In early 1031, a party including Magnus's uncle Harald Sigurdsson (later also to be king and then known as Harald Hardrada) arrived to report the news of his father's death at the Battle of Stiklestad. For the next few years, Magnus was educated in Old Russian and some Greek and was trained as a warrior. After Cnut's death in 1035, the Norwegian noblemen did not want to be under the oppressive rule of his son Svein and his mother Ælfgifu (known as Álfífa in Norway) any longer.
Magnus I Seal
Einar Thambarskelfir and Kalf Arnesson, who had both sought to be appointed regents under Cnut after Olaf's death in 1030 (Cnut instead appointed Svein and Ælfgifu), went together to Kievan Rus' to bring the boy back to rule as the King of Norway. After receiving the approval of Ingegerd, they returned with Magnus to Sigtuna in early 1035, and received backing from the Swedish king, brother of Magnus's stepmother Astrid.
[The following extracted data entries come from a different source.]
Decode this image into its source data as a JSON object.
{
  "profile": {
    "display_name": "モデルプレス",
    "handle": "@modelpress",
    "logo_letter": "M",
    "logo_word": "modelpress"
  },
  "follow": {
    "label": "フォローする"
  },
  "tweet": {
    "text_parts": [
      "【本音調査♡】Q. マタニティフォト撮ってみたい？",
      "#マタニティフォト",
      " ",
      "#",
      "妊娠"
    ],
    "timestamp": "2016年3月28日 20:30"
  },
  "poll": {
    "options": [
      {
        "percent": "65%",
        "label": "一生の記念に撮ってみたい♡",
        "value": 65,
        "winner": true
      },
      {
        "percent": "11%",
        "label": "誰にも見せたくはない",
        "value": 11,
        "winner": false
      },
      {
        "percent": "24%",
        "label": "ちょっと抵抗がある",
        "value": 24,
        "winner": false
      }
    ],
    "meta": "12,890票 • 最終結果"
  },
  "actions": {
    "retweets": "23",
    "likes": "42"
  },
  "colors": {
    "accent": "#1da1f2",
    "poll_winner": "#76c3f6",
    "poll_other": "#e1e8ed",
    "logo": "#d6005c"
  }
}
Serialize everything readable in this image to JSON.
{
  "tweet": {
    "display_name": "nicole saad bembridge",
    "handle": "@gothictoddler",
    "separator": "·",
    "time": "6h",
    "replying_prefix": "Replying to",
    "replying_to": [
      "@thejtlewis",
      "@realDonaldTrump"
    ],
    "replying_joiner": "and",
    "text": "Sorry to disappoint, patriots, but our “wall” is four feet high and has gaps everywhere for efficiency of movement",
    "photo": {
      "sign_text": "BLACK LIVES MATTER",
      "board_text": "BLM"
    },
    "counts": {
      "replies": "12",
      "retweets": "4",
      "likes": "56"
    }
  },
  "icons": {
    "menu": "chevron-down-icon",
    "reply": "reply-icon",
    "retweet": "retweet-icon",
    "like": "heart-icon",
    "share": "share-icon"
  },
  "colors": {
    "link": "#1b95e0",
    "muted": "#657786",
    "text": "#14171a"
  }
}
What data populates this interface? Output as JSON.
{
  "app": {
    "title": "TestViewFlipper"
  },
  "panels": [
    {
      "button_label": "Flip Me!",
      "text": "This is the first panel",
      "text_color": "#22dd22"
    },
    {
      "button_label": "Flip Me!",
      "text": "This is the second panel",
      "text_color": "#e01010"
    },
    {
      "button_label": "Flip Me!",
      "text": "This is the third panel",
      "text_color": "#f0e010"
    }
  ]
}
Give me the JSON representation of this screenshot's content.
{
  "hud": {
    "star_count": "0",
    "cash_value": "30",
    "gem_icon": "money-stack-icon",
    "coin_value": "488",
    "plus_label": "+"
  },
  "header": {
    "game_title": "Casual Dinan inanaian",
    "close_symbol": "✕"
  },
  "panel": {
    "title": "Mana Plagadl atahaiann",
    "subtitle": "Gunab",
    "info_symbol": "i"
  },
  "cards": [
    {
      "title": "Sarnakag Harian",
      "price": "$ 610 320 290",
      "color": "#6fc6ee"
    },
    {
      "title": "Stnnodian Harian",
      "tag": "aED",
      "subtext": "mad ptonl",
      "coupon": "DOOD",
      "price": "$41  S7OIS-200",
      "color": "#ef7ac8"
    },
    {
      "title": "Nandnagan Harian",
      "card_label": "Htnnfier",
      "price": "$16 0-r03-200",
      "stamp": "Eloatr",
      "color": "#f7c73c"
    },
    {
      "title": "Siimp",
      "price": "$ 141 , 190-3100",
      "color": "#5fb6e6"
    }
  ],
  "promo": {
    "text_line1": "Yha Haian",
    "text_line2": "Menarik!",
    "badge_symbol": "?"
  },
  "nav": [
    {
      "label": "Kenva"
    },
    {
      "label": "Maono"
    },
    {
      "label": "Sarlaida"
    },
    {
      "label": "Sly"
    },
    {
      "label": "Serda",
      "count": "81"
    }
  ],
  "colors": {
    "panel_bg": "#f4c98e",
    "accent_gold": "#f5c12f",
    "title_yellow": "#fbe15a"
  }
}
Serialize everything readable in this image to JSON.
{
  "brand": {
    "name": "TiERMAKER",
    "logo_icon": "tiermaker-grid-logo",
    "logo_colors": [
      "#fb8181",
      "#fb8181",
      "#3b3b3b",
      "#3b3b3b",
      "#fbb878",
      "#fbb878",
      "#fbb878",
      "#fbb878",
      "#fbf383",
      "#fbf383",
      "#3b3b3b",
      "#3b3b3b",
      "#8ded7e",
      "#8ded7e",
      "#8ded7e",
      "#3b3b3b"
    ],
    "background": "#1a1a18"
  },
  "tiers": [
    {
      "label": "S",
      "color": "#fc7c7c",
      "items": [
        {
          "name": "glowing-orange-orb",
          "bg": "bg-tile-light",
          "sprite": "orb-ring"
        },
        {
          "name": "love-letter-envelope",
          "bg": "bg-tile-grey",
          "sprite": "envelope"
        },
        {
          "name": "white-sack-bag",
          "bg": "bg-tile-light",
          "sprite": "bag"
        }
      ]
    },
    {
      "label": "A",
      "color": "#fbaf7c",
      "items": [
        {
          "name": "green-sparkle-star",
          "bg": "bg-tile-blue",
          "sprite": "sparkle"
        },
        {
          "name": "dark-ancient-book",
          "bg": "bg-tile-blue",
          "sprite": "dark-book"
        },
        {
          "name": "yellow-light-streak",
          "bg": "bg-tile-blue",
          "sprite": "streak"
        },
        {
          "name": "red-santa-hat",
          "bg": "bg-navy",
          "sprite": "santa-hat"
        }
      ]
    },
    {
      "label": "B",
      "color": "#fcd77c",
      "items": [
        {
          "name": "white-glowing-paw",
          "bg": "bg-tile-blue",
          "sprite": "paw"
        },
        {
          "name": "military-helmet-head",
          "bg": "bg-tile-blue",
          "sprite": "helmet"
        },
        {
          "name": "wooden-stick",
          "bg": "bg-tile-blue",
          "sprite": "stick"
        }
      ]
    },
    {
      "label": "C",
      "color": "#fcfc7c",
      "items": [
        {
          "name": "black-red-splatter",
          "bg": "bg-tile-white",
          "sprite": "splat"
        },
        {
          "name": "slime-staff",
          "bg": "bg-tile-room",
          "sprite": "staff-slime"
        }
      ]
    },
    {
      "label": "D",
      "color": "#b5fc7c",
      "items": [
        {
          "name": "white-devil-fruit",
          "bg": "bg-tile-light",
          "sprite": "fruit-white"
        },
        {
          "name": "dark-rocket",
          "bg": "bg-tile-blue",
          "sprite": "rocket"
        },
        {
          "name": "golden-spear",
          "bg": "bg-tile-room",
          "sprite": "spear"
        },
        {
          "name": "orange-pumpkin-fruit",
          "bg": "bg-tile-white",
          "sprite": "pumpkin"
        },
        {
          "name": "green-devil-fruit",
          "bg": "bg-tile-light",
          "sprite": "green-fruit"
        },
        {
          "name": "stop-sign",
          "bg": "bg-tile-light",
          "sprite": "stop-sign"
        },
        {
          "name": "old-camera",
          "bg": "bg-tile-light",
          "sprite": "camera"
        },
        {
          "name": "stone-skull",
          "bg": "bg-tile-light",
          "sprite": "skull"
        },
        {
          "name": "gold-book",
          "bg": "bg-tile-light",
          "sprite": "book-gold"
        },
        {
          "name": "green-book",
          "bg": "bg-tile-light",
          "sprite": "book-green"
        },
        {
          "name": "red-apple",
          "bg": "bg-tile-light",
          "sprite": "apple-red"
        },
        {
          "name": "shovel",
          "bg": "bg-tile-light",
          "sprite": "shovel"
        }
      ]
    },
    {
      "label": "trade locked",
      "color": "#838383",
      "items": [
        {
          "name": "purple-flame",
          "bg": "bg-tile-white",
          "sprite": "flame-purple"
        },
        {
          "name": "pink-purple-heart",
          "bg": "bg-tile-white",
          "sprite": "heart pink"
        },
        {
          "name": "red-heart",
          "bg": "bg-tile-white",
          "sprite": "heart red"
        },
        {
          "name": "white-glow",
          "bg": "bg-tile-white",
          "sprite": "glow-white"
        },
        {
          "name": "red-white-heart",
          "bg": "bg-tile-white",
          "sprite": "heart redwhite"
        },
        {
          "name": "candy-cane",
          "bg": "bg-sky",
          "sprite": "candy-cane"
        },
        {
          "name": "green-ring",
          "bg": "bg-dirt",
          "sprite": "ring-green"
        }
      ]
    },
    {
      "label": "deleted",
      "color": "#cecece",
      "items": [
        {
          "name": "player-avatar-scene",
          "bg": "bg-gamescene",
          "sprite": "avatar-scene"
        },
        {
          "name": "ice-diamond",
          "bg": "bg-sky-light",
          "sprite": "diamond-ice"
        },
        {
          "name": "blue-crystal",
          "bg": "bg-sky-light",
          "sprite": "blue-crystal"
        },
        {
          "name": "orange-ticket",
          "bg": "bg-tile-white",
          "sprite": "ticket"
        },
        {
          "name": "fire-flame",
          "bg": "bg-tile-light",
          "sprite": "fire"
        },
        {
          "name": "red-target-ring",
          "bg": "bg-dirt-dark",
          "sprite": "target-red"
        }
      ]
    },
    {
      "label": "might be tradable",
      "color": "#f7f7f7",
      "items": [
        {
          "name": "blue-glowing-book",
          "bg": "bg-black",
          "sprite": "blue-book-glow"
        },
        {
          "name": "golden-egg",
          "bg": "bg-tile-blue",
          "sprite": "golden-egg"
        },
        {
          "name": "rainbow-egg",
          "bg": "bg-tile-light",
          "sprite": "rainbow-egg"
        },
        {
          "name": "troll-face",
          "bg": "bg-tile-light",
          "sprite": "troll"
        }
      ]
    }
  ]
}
Astrid immediately became an important supporter of Magnus, and an army was gathered in Sweden, headed by Einar and Kalf, to place Magnus on the Norwegian throne.

Sweyn increased the pressure on Magnus from his base in Scania, but by late 1046, Magnus had driven Sweyn out of Denmark. However, on October 25, 1047 he died suddenly while in Denmark, either in Zealand or in Jutland, either in an accident or of a disease; accounts vary. Reports include falling overboard from one of the ships he was mustering to invade England and drowning, falling off a horse, and falling ill while on board a ship. He is said to have made Sweyn his heir in Denmark, and Harald in Norway; some say in a deathbed statement. Magnus was buried with his father in the cathedral at Nidaros, modern Trondheim.